第11話 予知した未来
四柱の集結により、世界はバランスを保ち、平和が続いていた。しかし、四柱の一角である傀儡使いジャイルに生まれた疑惑。その疑惑は晴れる事なく、それでいて深まる事もなく五十年の月日が過ぎた。
リントはグリスルプスに自身の屋敷を建てた。余程、この場所が気に入ったのだろう。しかし、理由はそれだけではない。白狼、黒狼にジャイルが再度接触してくる可能性があったのだ。何を企んでいるか分からない為、関係が疑わしい場所には特に警戒を強めていた。
そんなある日、いつもと変わらない朝を迎えるはずだったリントに異変が起きていた。額には汗が滲み、呼吸が乱れ、かなり動揺していた。久しく見ていなかった未来を見たのか、その日以降リントの様子は徐々に変わっていった。その変化に気づいたのは、近くで暮らすフロウやブラク達だ。二人は毎日のようにリントを問い詰める。しかし、リントは一向に話そうとはしなかった。両者の駆け引きはしばらくの間続き、先に負けたのはリントだった。そして二人にこの数日で見たある未来について話し始めた。
気がつくとリントは見た事も無い場所に立っていた。空は曇り、大地は燃え続けていた。こんな環境の為か一つの植物も生えておらず、生物も存在しない。

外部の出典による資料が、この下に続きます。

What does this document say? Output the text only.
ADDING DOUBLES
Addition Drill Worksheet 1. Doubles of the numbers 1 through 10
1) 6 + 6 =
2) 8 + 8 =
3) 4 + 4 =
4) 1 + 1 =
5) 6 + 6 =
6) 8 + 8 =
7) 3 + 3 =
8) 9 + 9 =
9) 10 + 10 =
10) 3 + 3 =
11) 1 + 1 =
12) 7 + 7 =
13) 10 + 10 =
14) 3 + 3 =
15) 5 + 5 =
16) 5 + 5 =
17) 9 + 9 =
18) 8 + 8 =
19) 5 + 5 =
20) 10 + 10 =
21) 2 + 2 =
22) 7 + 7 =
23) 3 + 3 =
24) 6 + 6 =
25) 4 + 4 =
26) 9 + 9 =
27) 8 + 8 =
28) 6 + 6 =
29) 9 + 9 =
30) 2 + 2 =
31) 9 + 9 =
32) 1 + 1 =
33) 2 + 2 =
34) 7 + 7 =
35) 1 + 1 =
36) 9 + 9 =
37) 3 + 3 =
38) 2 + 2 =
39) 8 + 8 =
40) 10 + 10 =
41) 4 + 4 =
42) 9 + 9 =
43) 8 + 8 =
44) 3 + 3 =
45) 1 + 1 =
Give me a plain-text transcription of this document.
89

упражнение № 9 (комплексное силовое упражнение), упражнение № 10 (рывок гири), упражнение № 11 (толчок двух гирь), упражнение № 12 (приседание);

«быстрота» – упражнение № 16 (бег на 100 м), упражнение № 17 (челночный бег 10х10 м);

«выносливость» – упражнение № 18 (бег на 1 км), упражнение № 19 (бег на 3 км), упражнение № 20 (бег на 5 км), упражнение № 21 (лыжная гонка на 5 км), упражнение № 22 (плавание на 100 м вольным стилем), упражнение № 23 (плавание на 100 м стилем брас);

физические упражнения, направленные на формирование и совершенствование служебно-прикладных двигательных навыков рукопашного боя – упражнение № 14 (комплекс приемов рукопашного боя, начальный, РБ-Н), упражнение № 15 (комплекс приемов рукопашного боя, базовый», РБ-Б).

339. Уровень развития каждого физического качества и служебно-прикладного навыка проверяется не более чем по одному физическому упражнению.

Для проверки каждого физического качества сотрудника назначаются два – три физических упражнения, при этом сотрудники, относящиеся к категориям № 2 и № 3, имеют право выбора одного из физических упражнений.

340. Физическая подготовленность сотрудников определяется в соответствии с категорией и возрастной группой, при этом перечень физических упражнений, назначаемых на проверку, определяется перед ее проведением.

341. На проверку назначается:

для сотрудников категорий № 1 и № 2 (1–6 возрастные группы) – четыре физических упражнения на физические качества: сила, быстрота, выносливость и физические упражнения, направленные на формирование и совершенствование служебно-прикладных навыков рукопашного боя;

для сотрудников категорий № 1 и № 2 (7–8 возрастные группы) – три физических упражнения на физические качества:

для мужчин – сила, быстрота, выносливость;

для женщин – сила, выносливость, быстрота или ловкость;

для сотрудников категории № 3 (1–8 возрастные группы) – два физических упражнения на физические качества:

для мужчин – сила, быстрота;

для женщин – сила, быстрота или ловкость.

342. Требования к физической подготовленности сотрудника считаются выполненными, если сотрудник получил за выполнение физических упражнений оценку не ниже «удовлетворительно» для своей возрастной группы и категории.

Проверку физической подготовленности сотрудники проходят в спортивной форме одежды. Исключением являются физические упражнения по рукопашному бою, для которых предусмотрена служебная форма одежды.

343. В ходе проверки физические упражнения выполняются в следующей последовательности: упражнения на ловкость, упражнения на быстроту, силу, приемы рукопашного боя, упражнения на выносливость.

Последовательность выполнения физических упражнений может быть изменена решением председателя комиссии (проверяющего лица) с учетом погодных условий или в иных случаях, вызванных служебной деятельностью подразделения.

そんな場所にいつの間にか怒号が飛び交っていた。辺りを見るとフロウやブラク達が何者かと戦っている。そんなリントの目の前には、今までに感じた事の無い気配を持つ人物が立っていた。その人物はリントに刃を向け、殺しにかかってきた。
戦いは長きに渡り続いていたが、戦況はほとんど変わっていなかった。常に攻撃を繰り出し隙を与えないその人物に、リントは苦戦を強いられていた。そんな時、リントを呼ぶ声が辺りに響いた。
場面が変わると、先程までの光景では無かった。リントの目に映っていたのは、二人の人物。一人は心臓から血を流し、既に戦える状態では無かった。しかし、もう一人の人物は、気にする事も無く膝をつく彼に近づいていった。
草木が揺れ、暖かな光の中リントは目を覚ました。リントの体には傷が残り、手に残るあの感触もそのままだった。周りにはフロウやブラクがいる。そして、リント達を見守るように大きな樹がそこにはあった。
リントはフロウとブラクにこれが近いうちに訪れる未来だと説明した。
「やはりジャイルが何かを企んでいるのは間違い無かったな」
ブラクはそう言った。その未来にはリント達の他にジャイルやエデルの姿があった。この五十年、一切動きを見せなかった為、にわかには信じ難い話し始めただった。しかし、未来で見たジャイルの行動は、リント達を的に回すものばかりだった。
ジャイルに気をとられていた三人はある事実に気づいていなかった。それは、戦いの時には姿を見せるエデルの精霊達が現れなかった事、そして麻珠使いであるファーマがこの役目を放棄した事。この二つが指す意味とは何だろうか。それは、徐々に現れ始める。